Pour le CESE, toute dérogation, notamment celle autorisant les constructions d’hôtels, ne devrait pas être en contradiction avec le plan national et les schémas régionaux du littoral. En clair, ces exceptions doivent garantir le respect de l’intérêt général

 

Le retard enregistré au niveau de la mise en place du projet de loi sur le littoral risque de perdurer. Si ce texte a réussi à passer le cap du Parlement, contrairement aux prévisions des plus sceptiques, il faudra encore attendre la publication de pas moins de 16 décrets d’application pour que la nouvelle réglementation soit effective. Abderrahim Ksiri, membre de la commission du CESE chargée du projet d’avis, explique que le renvoi à ces décrets d’application risque de retarder la publication de la loi à 2020. D’où «l’intérêt de fixer un délai raisonnable de promulgation de tous ces textes d’application», ajoute-t-il. Le CESE propose notamment un délai maximum de 3 ans pour leur promulgation.
Le chevauchement d’attributions entre les différents départements impliqués risque également de prendre en otage  la mise en œuvre de ce projet de loi. Déjà, la mouture de 2006, qui avait prévu la création d’une agence de gestion du littoral, avait suscité un fort lobbying de la part des administrations impliquées dans ce domaine comme le ministère de l’Urbanisme, le département de l’Equipement et le Haut commissariat aux eaux et forêts et à la lutte contre la désertification (HCEFLCD). «Chacune des administrations concernées refusait de céder ses prérogatives à une autre entité», déplore Abderrahim Ksiri. Pour éviter un nouveau blocage, le projet de loi a remplacé la création de cette agence par la mise en place d’une commission nationale et de comités régionaux de gestion intégrée du littoral.
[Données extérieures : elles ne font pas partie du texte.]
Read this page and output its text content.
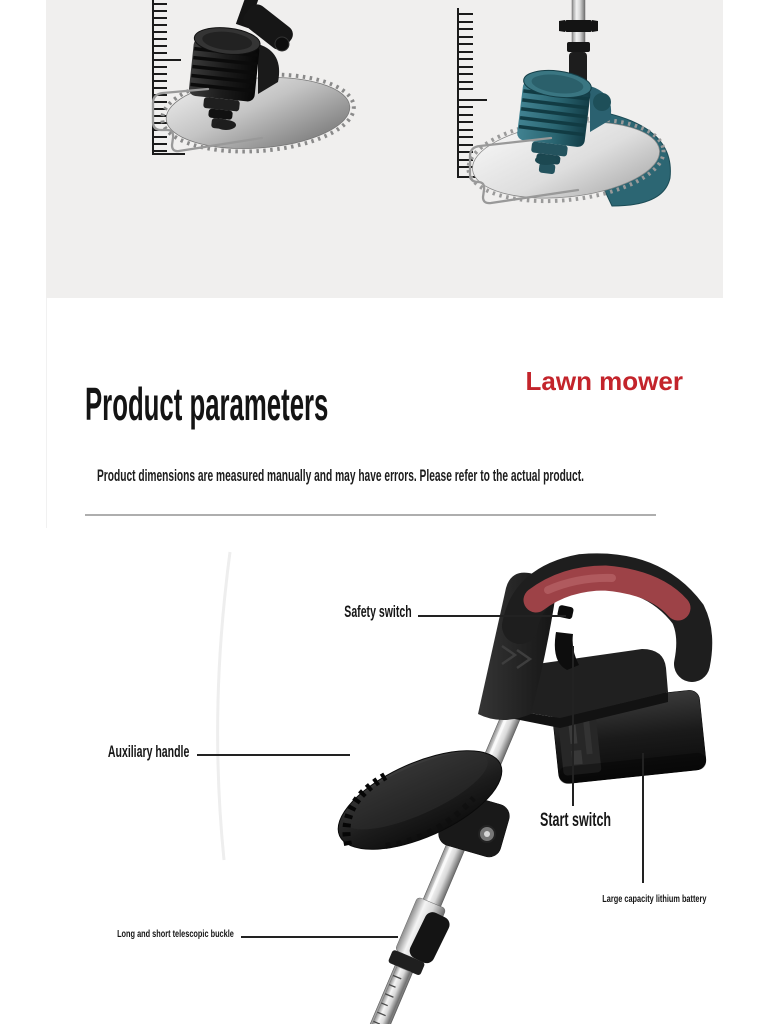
Lawn mower
Product parameters
Product dimensions are measured manually and may have errors. Please refer to the actual product.
Safety switch
Auxiliary handle
Start switch
Large capacity lithium battery
Long and short telescopic buckle
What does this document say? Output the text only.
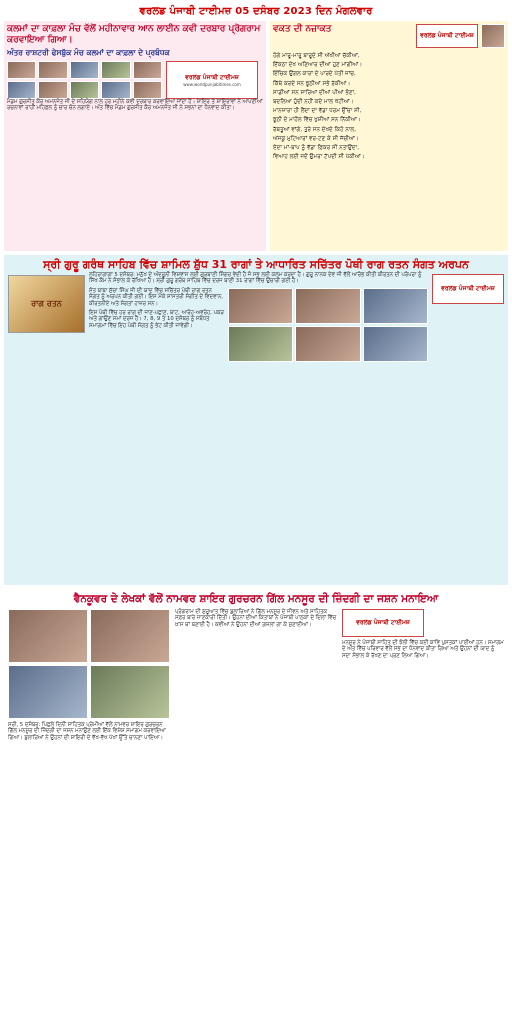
ਵਰਲਡ ਪੰਜਾਬੀ ਟਾਈਮਜ਼ 05 ਦਸੰਬਰ 2023 ਦਿਨ ਮੰਗਲਵਾਰ
ਕਲਮਾਂ ਦਾ ਕਾਫ਼ਲਾ ਮੰਚ ਵੱਲੋਂ ਮਹੀਨਾਵਾਰ ਆਨ ਲਾਈਨ ਕਵੀ ਦਰਬਾਰ ਪ੍ਰੋਗਰਾਮ ਕਰਵਾਇਆ ਗਿਆ।
ਅੰਤਰ ਰਾਸ਼ਟਰੀ ਫੇਸਬੁੱਕ ਮੰਚ ਕਲਮਾਂ ਦਾ ਕਾਫ਼ਲਾ ਦੇ ਪ੍ਰਬੰਧਕ
ਵਰਲਡ ਪੰਜਾਬੀ ਟਾਈਮਜ਼
www.worldpunjabitimes.com
ਮੈਡਮ ਗੁਰਸੀਤ ਕੌਰ ਅਮਨਜੋਤ ਜੀ ਦੇ ਸਹਿਯੋਗ ਨਾਲ ਹਰ ਮਹੀਨੇ ਕਵੀ ਦਰਬਾਰ ਕਰਵਾਇਆ ਜਾਂਦਾ ਹੈ। ਸ਼ਾਇਰ ਤੇ ਸ਼ਾਇਰਾਵਾਂ ਨੇ ਆਪਣੀਆਂ ਰਚਨਾਵਾਂ ਰਾਹੀਂ ਮਹਿਫ਼ਲ ਨੂੰ ਚਾਰ ਚੰਨ ਲਗਾਏ। ਅੰਤ ਵਿੱਚ ਮੈਡਮ ਗੁਰਸੀਤ ਕੌਰ ਅਮਨਜੋਤ ਜੀ ਨੇ ਸਭਨਾਂ ਦਾ ਧੰਨਵਾਦ ਕੀਤਾ।
ਵਕਤ ਦੀ ਨਜ਼ਾਕਤ
ਵਰਲਡ ਪੰਜਾਬੀ ਟਾਈਮਜ਼
ਹੋਗੇ ਮਾਰੂ-ਮਾਰੂ ਬਾਰੂਦੇ ਸੀ ਅੱਖੀਆਂ ਚੱਕੀਆਂ,
ਇੱਕਠਾ ਦੇਖ ਅਣਿਆਰ ਦੀਆਂ ਹੁਣ ਮਾਂਗੀਆਂ।
ਇੰਚਿਕ ਉਂਗਲ ਕਾਰਾਂ ਦੇ ਪਾਰਦੇ ਪੱਤੀ ਜ਼ਾਂਚ,
ਕਿੱਥੇ ਕਰਦੇ ਸਨ ਝੂਠੀਆਂ ਸਭੇ ਰੱਕੀਆਂ।
ਸਾਡੀਆਂ ਸਨ ਸਾਰਿਆਂ ਦੀਆਂ ਪੀਆਂ ਭੋਣਾ,
ਬਦਲਿਆ ਹੁੰਦੀ ਨਹੀਂ ਕਦੇ ਮਾਲ ਖੱਟੀਆਂ।
ਮਾਨਜ਼ਾਰਾ ਹੀ ਲੈਂਦਾ ਦਾ ਵੱਡਾ ਧਰਮ ਉੱਚਾ ਸੀ,
ਝੂਠੀ ਦੇ ਮਾਹੌਲ ਵਿੱਚ ਖੁਸ਼ੀਆਂ ਸਨ ਨਿੱਕੀਆਂ।
ਰੱਬਤੂਆਂ ਵਾਂਗੇ, ਤੁਰੇ ਸਨ ਦੇਖਦੇ ਕਿਹੋ ਨਾਲ,
ਅੱਜਕੂ ਮੁਟਿਆਰਾਂ ਵਰ-ਟਣ ਕੇ ਸੀ ਜੱਚੀਆਂ।
ਏਦਾ ਮਾਂ-ਬਾਪ ਨੂੰ ਵੱਡਾ ਫ਼ਿਕਰ ਸੀ ਨਤਾਉਂਦਾ,
ਵਿਆਹ ਲਈ ਜਦੋਂ ਉਮਰਾ ਟੱਪਦੀ ਸੀ ਪੱਕੀਆਂ।
ਸ੍ਰੀ ਗੁਰੂ ਗਰੰਥ ਸਾਹਿਬ ਵਿੱਚ ਸ਼ਾਮਿਲ ਸ਼ੁੱਧ 31 ਰਾਗਾਂ ਤੇ ਆਧਾਰਿਤ ਸਚਿੱਤਰ ਪੋਥੀ ਰਾਗ ਰਤਨ ਸੰਗਤ ਅਰਪਨ
ਵਰਲਡ ਪੰਜਾਬੀ ਟਾਈਮਜ਼
ਰਾਗ ਰਤਨ
ਲਹਿਰਾਗਾਗਾ 5 ਦਸੰਬਰ: ਮਨੁੱਖ ਦੇ ਅੰਦਰੂਨੀ ਵਿਸ਼ਵਾਸ ਲਈ ਗੁਰਬਾਣੀ ਸਿੰਗਰ ਵੇਦੀ ਹੈ ਜੋ ਸਭ ਲਈ ਕਲਮ ਕਰਦਾ ਹੈ। ਗੁਰੂ ਨਾਨਕ ਦੇਵ ਜੀ ਵੱਲੋਂ ਆਰੰਭ ਕੀਤੀ ਕੀਰਤਨ ਦੀ ਪਰੰਪਰਾ ਨੂੰ ਸਿੱਖ ਕੌਮ ਨੇ ਸੰਭਾਲ ਕੇ ਰੱਖਿਆ ਹੈ। ਸ੍ਰੀ ਗੁਰੂ ਗਰੰਥ ਸਾਹਿਬ ਵਿੱਚ ਦਰਜ ਬਾਣੀ 31 ਰਾਗਾਂ ਵਿੱਚ ਉਚਾਰੀ ਗਈ ਹੈ।
ਸੰਤ ਬਾਬਾ ਸੁੱਚਾ ਸਿੰਘ ਜੀ ਦੀ ਯਾਦ ਵਿੱਚ ਸਚਿੱਤਰ ਪੋਥੀ ਰਾਗ ਰਤਨ ਸੰਗਤ ਨੂੰ ਅਰਪਨ ਕੀਤੀ ਗਈ। ਇਸ ਮੌਕੇ ਸ਼ਾਸਤਰੀ ਸੰਗੀਤ ਦੇ ਵਿਦਵਾਨ, ਕੀਰਤਨੀਏ ਅਤੇ ਸੰਗਤਾਂ ਹਾਜ਼ਰ ਸਨ।
ਇਸ ਪੋਥੀ ਵਿੱਚ ਹਰ ਰਾਗ ਦੀ ਜਾਣ-ਪਛਾਣ, ਥਾਟ, ਆਰੋਹ-ਅਵਰੋਹ, ਪਕੜ ਅਤੇ ਗਾਉਣ ਸਮਾਂ ਦਰਜ ਹੈ। 7, 8, 9 ਤੇ 10 ਦਸੰਬਰ ਨੂੰ ਸਬੰਧਤ ਸਮਾਗਮਾਂ ਵਿੱਚ ਇਹ ਪੋਥੀ ਸੰਗਤ ਨੂੰ ਭੇਟ ਕੀਤੀ ਜਾਵੇਗੀ।
ਵੈਨਕੂਵਰ ਦੇ ਲੇਖਕਾਂ ਵੱਲੋਂ ਨਾਮਵਰ ਸ਼ਾਇਰ ਗੁਰਚਰਨ ਗਿੱਲ ਮਨਸੂਰ ਦੀ ਜ਼ਿੰਦਗੀ ਦਾ ਜਸ਼ਨ ਮਨਾਇਆ
ਸਰੀ, 5 ਦਸੰਬਰ: ਪਿਛਲੇ ਦਿਨੀਂ ਸਾਹਿਤਕ ਪ੍ਰੇਮੀਆਂ ਵੱਲੋਂ ਨਾਮਵਰ ਸ਼ਾਇਰ ਗੁਰਚਰਨ ਗਿੱਲ ਮਨਸੂਰ ਦੀ ਜ਼ਿੰਦਗੀ ਦਾ ਜਸ਼ਨ ਮਨਾਉਣ ਲਈ ਇੱਕ ਵਿਸ਼ੇਸ਼ ਸਮਾਗਮ ਕਰਵਾਇਆ ਗਿਆ। ਬੁਲਾਰਿਆਂ ਨੇ ਉਹਨਾਂ ਦੀ ਸ਼ਾਇਰੀ ਦੇ ਵੱਖ-ਵੱਖ ਪੱਖਾਂ ਉੱਤੇ ਚਾਨਣਾ ਪਾਇਆ।
ਪ੍ਰੋਗਰਾਮ ਦੀ ਸ਼ੁਰੂਆਤ ਵਿੱਚ ਬੁਲਾਰਿਆਂ ਨੇ ਗਿੱਲ ਮਨਸੂਰ ਦੇ ਜੀਵਨ ਅਤੇ ਸਾਹਿਤਕ ਸਫ਼ਰ ਬਾਰੇ ਜਾਣਕਾਰੀ ਦਿੱਤੀ। ਉਹਨਾਂ ਦੀਆਂ ਕਿਤਾਬਾਂ ਨੇ ਪੰਜਾਬੀ ਪਾਠਕਾਂ ਦੇ ਦਿਲਾਂ ਵਿੱਚ ਖ਼ਾਸ ਥਾਂ ਬਣਾਈ ਹੈ। ਕਵੀਆਂ ਨੇ ਉਹਨਾਂ ਦੀਆਂ ਗ਼ਜ਼ਲਾਂ ਗਾ ਕੇ ਸੁਣਾਈਆਂ।	ਵਰਲਡ ਪੰਜਾਬੀ ਟਾਈਮਜ਼
ਮਨਸੂਰ ਨੇ ਪੰਜਾਬੀ ਸਾਹਿਤ ਦੀ ਝੋਲੀ ਵਿੱਚ ਕਈ ਕਾਵਿ ਪੁਸਤਕਾਂ ਪਾਈਆਂ ਹਨ। ਸਮਾਗਮ ਦੇ ਅੰਤ ਵਿੱਚ ਪਰਿਵਾਰ ਵੱਲੋਂ ਸਭ ਦਾ ਧੰਨਵਾਦ ਕੀਤਾ ਗਿਆ ਅਤੇ ਉਹਨਾਂ ਦੀ ਯਾਦ ਨੂੰ ਸਦਾ ਸੰਭਾਲ ਕੇ ਰੱਖਣ ਦਾ ਪ੍ਰਣ ਲਿਆ ਗਿਆ।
Néanmoins, le Conseil met en garde contre l’insuffisance de ces structures comme unique outil de gouvernance du littoral qui exige de «l’audace et de vastes pouvoirs décisionnels pour imposer le respect de la loi». Pour cela, il propose de transmettre les attributions confiées à ces entités au Conseil national de l’environnement. Parallèlement, le CESE insiste sur l’importance de clarifier les responsabilités des différents corps chargés du contrôle et de la surveillance du littoral. Il s’agit notamment des prérogatives de la police portuaire, celles du HCEFLCD, de la gendarmerie, etc. Le Conseil propose de préciser les champs d’intervention de chaque administration d’abord dans des circulaires, avant de les définir dans des textes d’application. Cela concernera notamment les prérogatives des communes fortement impliquées dans la gestion du littoral à travers notamment la collecte des déchets.
Par ailleurs, pour éviter que les multiples dérogations prévues ne deviennent la règle, le Conseil exhorte le gouvernement à revoir la loi relative à l’étude d’impact sur l’environnement afin de l’adapter aux nouvelles exigences des espaces les plus fragiles. L’idée est de prévoir la mise en place d’un système d’agréments spécifiques aux bureaux d’études techniques spécialisés dans le domaine. Cela, en renforçant les structures régionales chargées de se prononcer sur l’acceptabilité environnementale. Dans le même ordre, le Conseil suggère de rendre obligatoire la publication d’un rapport annuel concernant l’état environnemental de chaque région. Ce document servira de référence aux valeurs écologiques attribuées à chaque composante du milieu. La révision de la loi sur l’étude d’impact sur l’environnement ne suffira pas à elle seule à protéger les zones côtières. Toutefois, le Conseil est catégorique. «Il faudra réduire le nombre de dérogations et en limiter la portée afin d’éviter les erreurs qui ont lourdement contribué à la dégradation de certaines régions littorales», lit-on dans le document.

Schéma national

Le projet de loi prévoit la mise en place d’un plan national et de schémas régionaux du littoral. Il s’agit de documents qui déterminent les orientations, les règles et les objectifs majeurs à atteindre en matière d’aménagement, de protection, de mise en valeur et de conservation des zones côtières. Ils fixent aussi les mesures à prendre pour prévenir et lutter contre la pollution. Le CESE propose de soumettre ces plans à  l’enquête publique ainsi qu’à l’étude environnementale. Cela, conformément à l’article 27 de la loi cadre sur l’environnement et le développement durable.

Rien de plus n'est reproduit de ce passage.